Elle sortit son BlackBerry à toute vitesse et pressa un bouton. Un petit vortex en forme de tourbillon s’ouvrit au-dessus d’elle. Ce qui ressemblait à une troupe d’étourneaux en sortit et saisit ses vêtements. Ashley nous fit signe de la main.

Prenez soin de vous, OK ?

Les oiseaux retournèrent dans le vortex, tirant Ashley avec eux et nous replongeant dans l’obscurité.

Je suppose que cela explique comment elle est entrée ici, s’esclaffa Brid.

Pile au moment où je pensais qu’on avait atteint les limites de l’étrange.

Je glissai mon bras autour des épaules de Brid.

Et maintenant ?

Je vais me coucher.

Elle se dégagea. J’entendis la couverture glisser sur le métal tandis qu’elle s’installait. J’aurais aimé la rejoindre, mais attendre à ne rien faire me rendait fou.

J’agrippai les barreaux, sentant le froid sur mes mains et laissant les symboles se cristalliser dans ma tête. Je savais que je ne serais pas capable de briser l’œuvre de Douglas, mais rien ne m’empêchait de m’y essayer. Mémoriser un symbole, c’était déjà quelque chose.
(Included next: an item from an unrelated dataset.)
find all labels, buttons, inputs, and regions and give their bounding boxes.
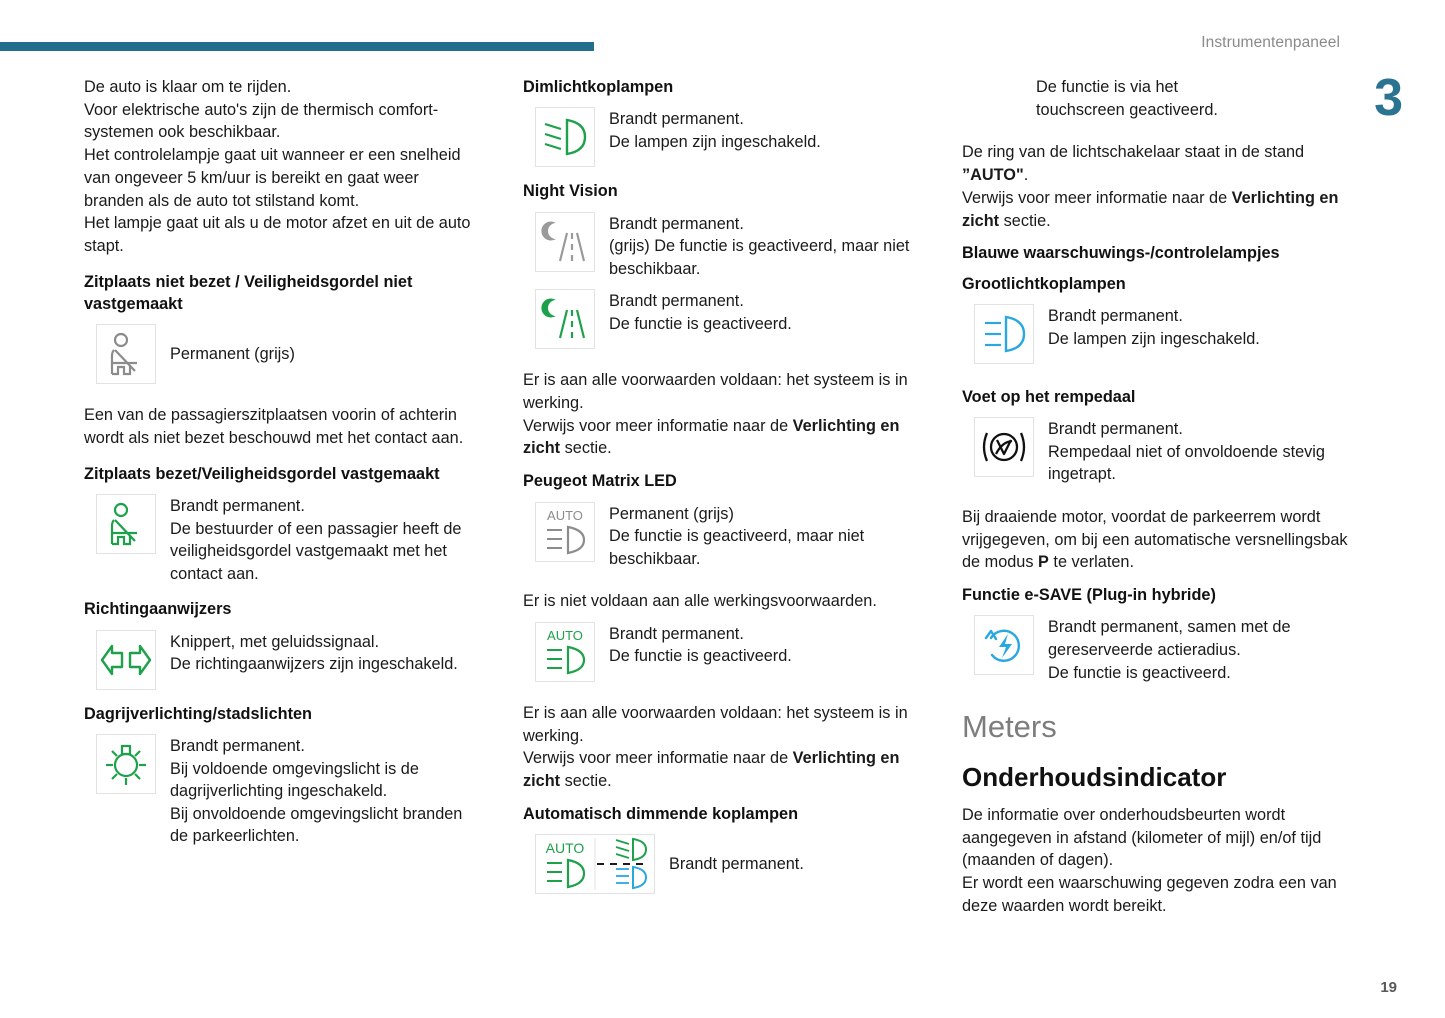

J’ignore combien de temps je restai ainsi à tenir les barreaux. Mes mains étaient raidies et gelées quand je les détachai. Mais j’avais découvert quelque chose qui ressemblait à une faille. Avec un temps infini ou un turbo, peut-être parviendrais-je à ouvrir la porte.

N’ayant ni l’un ni l’autre, je me faufilai sous la couverture près de Brid. J’eus le sentiment qu’il me fallut une éternité avant que mes mains ne se réchauffent et que je m’endorme.